BOGOR — Peluang wartawan Indonesia melanjutkan pendidikan ke jenjang magister kian terbuka. PWI Pusat dan Sekolah Pascasarjana IPB University menyepakati langkah awal penyusunan program beasiswa yang dirancang khusus bagi wartawan.
Pertemuan yang berlangsung di Kampus IPB Baranangsiang, Bogor, pada Selasa (2/6/2026) itu dihadiri langsung Ketua Umum PWI Akhmad Munir dan jajaran pimpinan. Rombongan diterima Dekan Sekolah Pascasarjana IPB, Yusli Wardiatno, beserta staf akademik.
Akhmad Munir menyambut positif rencana kerja sama ini. Ia menekankan bahwa program perlu dirancang matang agar benar-benar menjawab kebutuhan wartawan, bukan sekadar formalitas.

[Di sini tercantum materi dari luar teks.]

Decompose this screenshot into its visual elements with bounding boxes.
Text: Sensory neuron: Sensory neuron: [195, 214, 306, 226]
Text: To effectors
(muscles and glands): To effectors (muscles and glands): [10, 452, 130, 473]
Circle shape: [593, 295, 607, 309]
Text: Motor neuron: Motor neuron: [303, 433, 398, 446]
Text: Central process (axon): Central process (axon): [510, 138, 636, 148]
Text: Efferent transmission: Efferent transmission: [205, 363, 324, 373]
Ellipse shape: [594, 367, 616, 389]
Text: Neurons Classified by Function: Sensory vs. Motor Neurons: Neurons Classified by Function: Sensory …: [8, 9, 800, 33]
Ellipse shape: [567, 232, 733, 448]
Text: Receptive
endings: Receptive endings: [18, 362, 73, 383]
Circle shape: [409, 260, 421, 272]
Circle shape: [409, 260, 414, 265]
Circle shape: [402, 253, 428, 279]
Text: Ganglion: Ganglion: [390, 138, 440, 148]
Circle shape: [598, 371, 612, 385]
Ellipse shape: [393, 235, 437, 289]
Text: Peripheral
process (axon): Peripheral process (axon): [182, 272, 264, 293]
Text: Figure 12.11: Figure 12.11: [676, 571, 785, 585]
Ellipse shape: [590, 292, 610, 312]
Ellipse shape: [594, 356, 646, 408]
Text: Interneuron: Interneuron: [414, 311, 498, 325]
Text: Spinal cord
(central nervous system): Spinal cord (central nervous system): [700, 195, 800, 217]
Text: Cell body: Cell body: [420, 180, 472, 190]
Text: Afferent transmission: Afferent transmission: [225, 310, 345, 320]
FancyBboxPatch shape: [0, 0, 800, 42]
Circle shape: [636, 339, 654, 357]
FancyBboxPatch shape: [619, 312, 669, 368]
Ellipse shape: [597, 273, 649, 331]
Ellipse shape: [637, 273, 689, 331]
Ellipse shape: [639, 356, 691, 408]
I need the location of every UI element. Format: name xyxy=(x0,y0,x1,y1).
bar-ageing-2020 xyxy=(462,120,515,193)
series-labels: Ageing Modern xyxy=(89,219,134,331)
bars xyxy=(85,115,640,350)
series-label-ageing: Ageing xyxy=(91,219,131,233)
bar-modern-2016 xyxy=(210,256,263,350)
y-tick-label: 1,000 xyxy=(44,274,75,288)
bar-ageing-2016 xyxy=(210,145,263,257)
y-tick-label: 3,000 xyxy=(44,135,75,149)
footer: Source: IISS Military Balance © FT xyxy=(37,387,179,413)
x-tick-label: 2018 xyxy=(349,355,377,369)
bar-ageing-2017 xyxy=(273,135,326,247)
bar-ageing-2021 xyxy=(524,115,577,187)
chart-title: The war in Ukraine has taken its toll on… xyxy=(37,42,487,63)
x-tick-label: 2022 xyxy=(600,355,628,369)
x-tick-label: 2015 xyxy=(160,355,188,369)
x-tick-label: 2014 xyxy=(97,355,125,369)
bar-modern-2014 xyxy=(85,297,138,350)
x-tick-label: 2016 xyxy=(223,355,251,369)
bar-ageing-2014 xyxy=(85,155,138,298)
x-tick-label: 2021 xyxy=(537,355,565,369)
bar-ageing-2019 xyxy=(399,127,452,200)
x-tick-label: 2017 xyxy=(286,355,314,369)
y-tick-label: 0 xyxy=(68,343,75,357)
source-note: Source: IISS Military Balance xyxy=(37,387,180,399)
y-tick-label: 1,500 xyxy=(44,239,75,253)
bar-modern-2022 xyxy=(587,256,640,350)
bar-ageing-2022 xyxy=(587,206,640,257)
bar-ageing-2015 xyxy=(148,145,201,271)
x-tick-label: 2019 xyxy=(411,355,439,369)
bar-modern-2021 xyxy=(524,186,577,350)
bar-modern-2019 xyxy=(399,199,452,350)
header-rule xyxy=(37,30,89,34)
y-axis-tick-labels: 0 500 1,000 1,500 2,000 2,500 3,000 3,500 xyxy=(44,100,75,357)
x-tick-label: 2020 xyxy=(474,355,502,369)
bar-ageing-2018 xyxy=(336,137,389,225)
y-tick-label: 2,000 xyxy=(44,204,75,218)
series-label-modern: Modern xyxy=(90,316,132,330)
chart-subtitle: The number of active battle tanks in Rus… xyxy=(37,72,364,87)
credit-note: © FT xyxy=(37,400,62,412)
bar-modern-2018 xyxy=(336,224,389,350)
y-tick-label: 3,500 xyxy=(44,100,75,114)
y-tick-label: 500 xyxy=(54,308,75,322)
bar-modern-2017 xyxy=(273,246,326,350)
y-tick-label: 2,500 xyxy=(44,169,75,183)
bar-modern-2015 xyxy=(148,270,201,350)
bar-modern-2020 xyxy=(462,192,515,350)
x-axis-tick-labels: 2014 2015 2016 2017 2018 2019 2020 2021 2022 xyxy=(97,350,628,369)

“Kerja sama ini sangat baik untuk mengembangkan keilmuan dan kapasitas wartawan. Namun perlu ada rapat teknis lanjutan yang lebih mendalam agar seluruh mekanisme dapat disusun dengan baik,” ujar Munir dalam keterangan yang diterima redaksi.
Ia mengakui, dua hambatan terbesar wartawan untuk melanjutkan studi adalah padatnya aktivitas jurnalistik dan keterbatasan biaya. Oleh karena itu, skema pembiayaan tidak harus menanggung seluruh biaya pendidikan.
“Ke depan perlu dibahas berbagai alternatif pembiayaan, termasuk kemungkinan sinergi dengan program LPDP, skema pembiayaan parsial, bantuan pembayaran Uang Kuliah Tunggal UKT, maupun bentuk dukungan pendidikan lainnya,” kata Munir.
Dalam pertemuan itu, IPB memaparkan sedikitnya 10 program studi magister yang dinilai relevan dengan dunia jurnalistik. Program tersebut meliputi Komunikasi Pembangunan Pertanian dan Pedesaan, Komunikasi Digital dan Media, Manajemen Pembangunan Daerah, Ilmu Manajemen, serta Manajemen dan Bisnis.
Selain itu, tersedia pula program Pengembangan Industri Kecil Menengah, Logistik Agro-Maritim, Klimatologi Terapan, Ekonomi Sumber Daya dan Lingkungan, serta Ilmu Pengelolaan Sumber Daya Alam dan Lingkungan. Semua program ini dinilai sesuai dengan tantangan peliputan wartawan di bidang komunikasi, ekonomi, lingkungan, hingga transformasi digital.
Dekan Sekolah Pascasarjana IPB, Yusli Wardiatno, menegaskan komitmen kampusnya dalam mendukung peningkatan kualitas sumber daya manusia, termasuk insan pers.
“Rencana kerja sama dengan PWI adalah langkah positif untuk memperluas akses pendidikan tinggi bagi wartawan serta memperkuat kapasitas akademik dan profesionalisme mereka,” ujarnya.
PWI dan IPB sepakat melanjutkan pembahasan ke tahap teknis. Fokusnya meliputi penyusunan nota kesepahaman (MoU), kriteria peserta, skema pembiayaan, serta bentuk dukungan pendidikan yang bisa dijalankan secara berkelanjutan. Kedua pihak berharap program ini menjadi langkah nyata meningkatkan kualitas wartawan Indonesia ke depan.